Protesters in Myanmar demand justice after 2-year-old raped

Aung Kyaw Myo was initially arrested in May but was released by a court due to a lack of evidence

Hundreds of people marched to Myanmar’s Central Investigation Department on Saturday to demand justice for a 2-year-old girl who was allegedly raped at her nursery school in the country’s capital in May.

A 29-year-old suspect, Aung Kyaw Myo, was rearrested on Wednesday and charged in the case the next day, Myanmar’s deputy police chief, Aung Naing Thu, told reporters on Friday in Naypyitaw, the capital.

Aung Kyaw Myo was initially arrested in May but was released by a court due to a lack of evidence.
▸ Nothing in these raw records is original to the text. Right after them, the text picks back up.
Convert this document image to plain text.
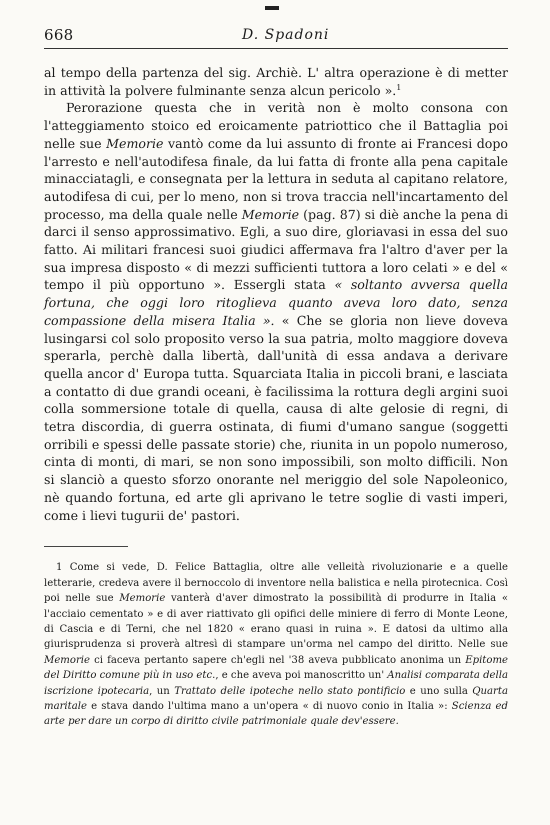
668	D. Spadoni

al tempo della partenza del sig. Archiè. L' altra operazione è di metter in attività la polvere fulminante senza alcun pericolo ».$^1$

Perorazione questa che in verità non è molto consona con l'atteggiamento stoico ed eroicamente patriottico che il Battaglia poi nelle sue Memorie vantò come da lui assunto di fronte ai Francesi dopo l'arresto e nell'autodifesa finale, da lui fatta di fronte alla pena capitale minacciatagli, e consegnata per la lettura in seduta al capitano relatore, autodifesa di cui, per lo meno, non si trova traccia nell'incartamento del processo, ma della quale nelle Memorie (pag. 87) si diè anche la pena di darci il senso approssimativo. Egli, a suo dire, gloriavasi in essa del suo fatto. Ai militari francesi suoi giudici affermava fra l'altro d'aver per la sua impresa disposto « di mezzi sufficienti tuttora a loro celati » e del « tempo il più opportuno ». Essergli stata « soltanto avversa quella fortuna, che oggi loro ritoglieva quanto aveva loro dato, senza compassione della misera Italia ». « Che se gloria non lieve doveva lusingarsi col solo proposito verso la sua patria, molto maggiore doveva sperarla, perchè dalla libertà, dall'unità di essa andava a derivare quella ancor d' Europa tutta. Squarciata Italia in piccoli brani, e lasciata a contatto di due grandi oceani, è facilissima la rottura degli argini suoi colla sommersione totale di quella, causa di alte gelosie di regni, di tetra discordia, di guerra ostinata, di fiumi d'umano sangue (soggetti orribili e spessi delle passate storie) che, riunita in un popolo numeroso, cinta di monti, di mari, se non sono impossibili, son molto difficili. Non si slanciò a questo sforzo onorante nel meriggio del sole Napoleonico, nè quando fortuna, ed arte gli aprivano le tetre soglie di vasti imperi, come i lievi tugurii de' pastori.

1 Come si vede, D. Felice Battaglia, oltre alle velleità rivoluzionarie e a quelle letterarie, credeva avere il bernoccolo di inventore nella balistica e nella pirotecnica. Così poi nelle sue Memorie vanterà d'aver dimostrato la possibilità di produrre in Italia « l'acciaio cementato » e di aver riattivato gli opifici delle miniere di ferro di Monte Leone, di Cascia e di Terni, che nel 1820 « erano quasi in ruina ». E datosi da ultimo alla giurisprudenza si proverà altresì di stampare un'orma nel campo del diritto. Nelle sue Memorie ci faceva pertanto sapere ch'egli nel '38 aveva pubblicato anonima un Epitome del Diritto comune più in uso etc., e che aveva poi manoscritto un' Analisi comparata della iscrizione ipotecaria, un Trattato delle ipoteche nello stato pontificio e uno sulla Quarta maritale e stava dando l'ultima mano a un'opera « di nuovo conio in Italia »: Scienza ed arte per dare un corpo di diritto civile patrimoniale quale dev'essere.
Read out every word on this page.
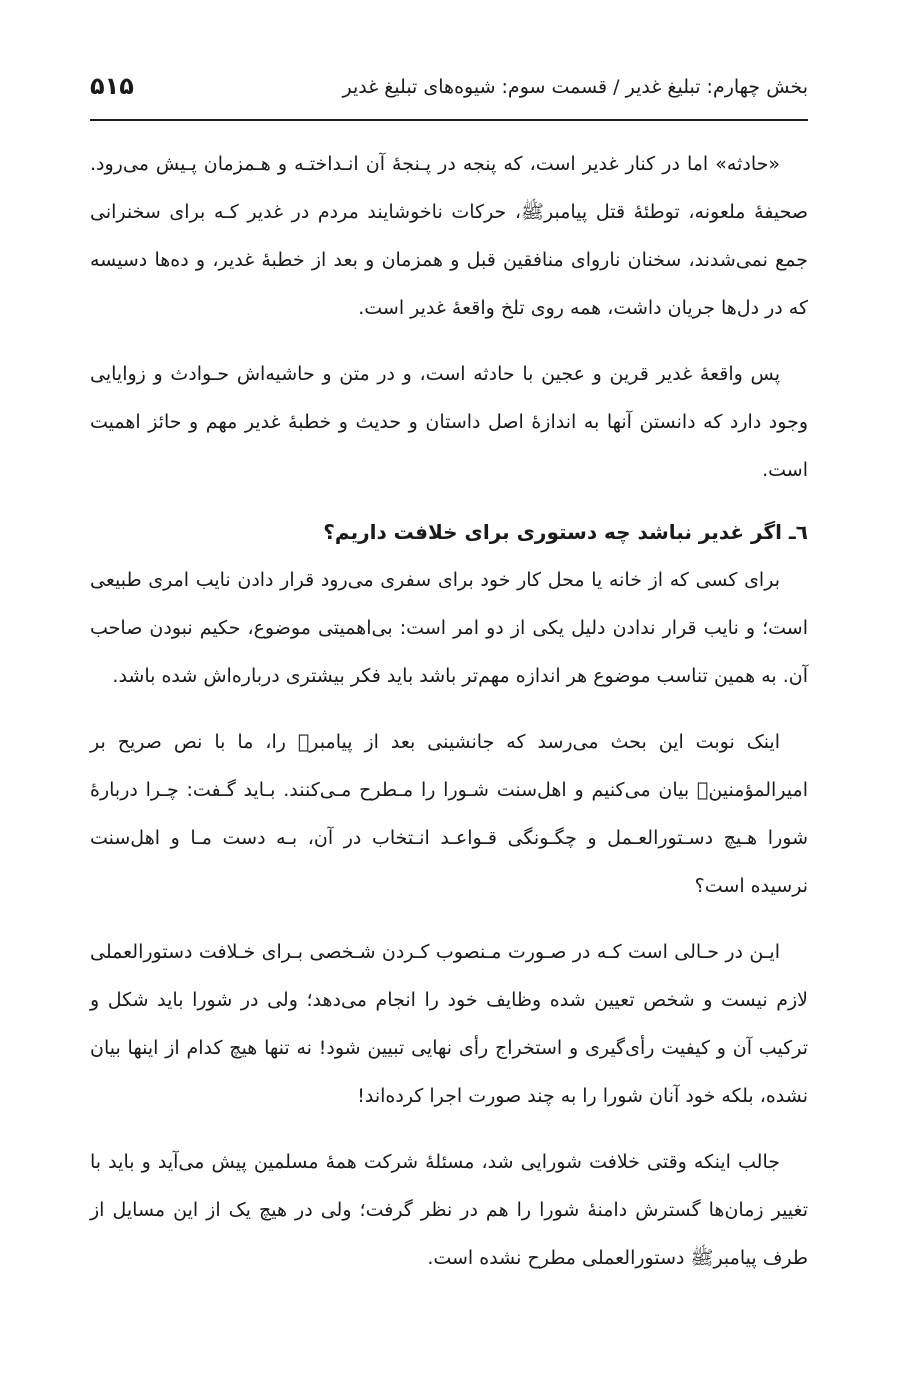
بخش چهارم: تبلیغ غدیر / قسمت سوم: شیوه‌های تبلیغ غدیر
۵۱۵

«حادثه» اما در کنار غدیر است، که پنجه در پـنجۀ آن انـداختـه و هـمزمان پـیش می‌رود. صحیفۀ ملعونه، توطئۀ قتل پیامبرﷺ، حرکات ناخوشایند مردم در غدیر کـه برای سخنرانی جمع نمی‌شدند، سخنان ناروای منافقین قبل و همزمان و بعد از خطبۀ غدیر، و ده‌ها دسیسه که در دل‌ها جریان داشت، همه روی تلخ واقعۀ غدیر است.

پس واقعۀ غدیر قرین و عجین با حادثه است، و در متن و حاشیه‌اش حـوادث و زوایایی وجود دارد که دانستن آنها به اندازۀ اصل داستان و حدیث و خطبۀ غدیر مهم و حائز اهمیت است.

٦ـ اگر غدیر نباشد چه دستوری برای خلافت داریم؟

برای کسی که از خانه یا محل کار خود برای سفری می‌رود قرار دادن نایب امری طبیعی است؛ و نایب قرار ندادن دلیل یکی از دو امر است: بی‌اهمیتی موضوع، حکیم نبودن صاحب آن. به همین تناسب موضوع هر اندازه مهم‌تر باشد باید فکر بیشتری درباره‌اش شده باشد.

اینک نوبت این بحث می‌رسد که جانشینی بعد از پیامبرﷺ را، ما با نص صریح بر امیرالمؤمنینؑ بیان می‌کنیم و اهل‌سنت شـورا را مـطرح مـی‌کنند. بـاید گـفت: چـرا دربارۀ شورا هـیچ دسـتورالعـمل و چگـونگی قـواعـد انـتخاب در آن، بـه دست مـا و اهل‌سنت نرسیده است؟

ایـن در حـالی است کـه در صـورت مـنصوب کـردن شـخصی بـرای خـلافت دستورالعملی لازم نیست و شخص تعیین شده وظایف خود را انجام می‌دهد؛ ولی در شورا باید شکل و ترکیب آن و کیفیت رأی‌گیری و استخراج رأی نهایی تبیین شود! نه تنها هیچ کدام از اینها بیان نشده، بلکه خود آنان شورا را به چند صورت اجرا کرده‌اند!

جالب اینکه وقتی خلافت شورایی شد، مسئلۀ شرکت همۀ مسلمین پیش می‌آید و باید با تغییر زمان‌ها گسترش دامنۀ شورا را هم در نظر گرفت؛ ولی در هیچ یک از این مسایل از طرف پیامبرﷺ دستورالعملی مطرح نشده است.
Many people in Myanmar have taken to Facebook to say that he has been wrongfully accused, and that the actual attacker is still at large.
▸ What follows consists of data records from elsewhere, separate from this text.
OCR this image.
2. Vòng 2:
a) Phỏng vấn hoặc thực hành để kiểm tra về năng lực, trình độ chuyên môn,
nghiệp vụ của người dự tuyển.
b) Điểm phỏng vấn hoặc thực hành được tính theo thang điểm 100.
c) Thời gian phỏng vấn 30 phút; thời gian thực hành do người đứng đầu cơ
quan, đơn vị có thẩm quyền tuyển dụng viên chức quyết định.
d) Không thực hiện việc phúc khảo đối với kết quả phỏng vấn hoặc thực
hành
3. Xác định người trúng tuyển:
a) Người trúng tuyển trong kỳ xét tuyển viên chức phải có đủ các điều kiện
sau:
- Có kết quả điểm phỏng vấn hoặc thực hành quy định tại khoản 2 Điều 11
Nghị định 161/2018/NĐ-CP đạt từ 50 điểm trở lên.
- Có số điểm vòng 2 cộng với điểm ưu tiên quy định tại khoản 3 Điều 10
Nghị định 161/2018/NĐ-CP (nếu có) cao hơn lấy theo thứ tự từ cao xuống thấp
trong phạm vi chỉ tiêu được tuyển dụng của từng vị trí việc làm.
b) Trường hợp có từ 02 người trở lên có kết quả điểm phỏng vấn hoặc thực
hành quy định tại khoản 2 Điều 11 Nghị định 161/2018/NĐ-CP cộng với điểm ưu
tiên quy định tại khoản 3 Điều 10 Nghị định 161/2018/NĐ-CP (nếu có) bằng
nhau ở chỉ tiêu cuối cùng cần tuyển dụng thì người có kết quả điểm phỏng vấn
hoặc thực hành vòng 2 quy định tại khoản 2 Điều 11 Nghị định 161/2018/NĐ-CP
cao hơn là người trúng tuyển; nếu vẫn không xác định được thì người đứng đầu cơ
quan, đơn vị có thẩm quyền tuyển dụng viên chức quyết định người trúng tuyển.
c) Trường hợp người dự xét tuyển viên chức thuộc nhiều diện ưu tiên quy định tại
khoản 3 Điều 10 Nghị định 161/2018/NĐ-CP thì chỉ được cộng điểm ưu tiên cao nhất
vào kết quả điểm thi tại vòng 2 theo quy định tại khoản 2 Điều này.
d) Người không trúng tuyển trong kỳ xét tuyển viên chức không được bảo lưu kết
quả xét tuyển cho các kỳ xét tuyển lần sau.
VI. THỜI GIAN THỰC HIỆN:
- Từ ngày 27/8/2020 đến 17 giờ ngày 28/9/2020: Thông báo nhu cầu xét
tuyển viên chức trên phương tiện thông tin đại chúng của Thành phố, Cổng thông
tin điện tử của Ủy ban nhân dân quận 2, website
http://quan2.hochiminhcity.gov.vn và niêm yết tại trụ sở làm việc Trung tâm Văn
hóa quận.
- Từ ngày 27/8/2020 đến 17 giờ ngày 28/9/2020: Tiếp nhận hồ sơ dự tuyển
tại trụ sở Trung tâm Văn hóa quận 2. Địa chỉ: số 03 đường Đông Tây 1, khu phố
Human Rights activist Nickey Diamond, who joined Saturday’s march in Yangon with his family, called on the government to form a special investigation committee.
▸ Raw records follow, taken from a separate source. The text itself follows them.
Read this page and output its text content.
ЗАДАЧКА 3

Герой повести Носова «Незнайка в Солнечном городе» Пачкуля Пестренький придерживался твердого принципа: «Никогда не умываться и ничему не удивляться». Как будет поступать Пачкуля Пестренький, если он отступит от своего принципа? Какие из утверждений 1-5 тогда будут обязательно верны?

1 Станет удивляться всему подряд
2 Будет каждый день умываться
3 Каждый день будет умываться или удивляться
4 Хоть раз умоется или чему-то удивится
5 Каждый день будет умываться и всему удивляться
“Myanmar has signed the Convention on the Rights of the Child and it has to protect children,” Diamond said. “As far as we could see from the government investigation activities and the statements that police put out, we have seen some dubious facts.”

The girl was 2 years, 11 months old when she was allegedly raped at her school on May 16. Her mother opened a complaint at a police station the following day, according to local media reports.

Marchers on Saturday held banners and wore white shirts with “Justice for Victoria” emblazoned on them. Victoria is the nickname that people in Myanmar have given the young girl.

Police Lieutenant Zar Mae Phone Ram said 1,200 people took part in the march, while Aung Htike Min, one of the march’s organizers, said over 6,000 participated.

ALSO READ: Pressured over press rights, Myanmar frees Reuters reporters

Those taking part included parents and their children, as well as senior citizens.

“We also have a young daughter in our family. We don’t want this kind of thing to happen again in the country,” said 39-year-old business manager Hnin Yu Marn, who joined the march along with her family. “We want justice. We don’t want innocent to be accused …”

Aung Htike Min said the march was organized to “demand justice,” adding, “We want transparency.”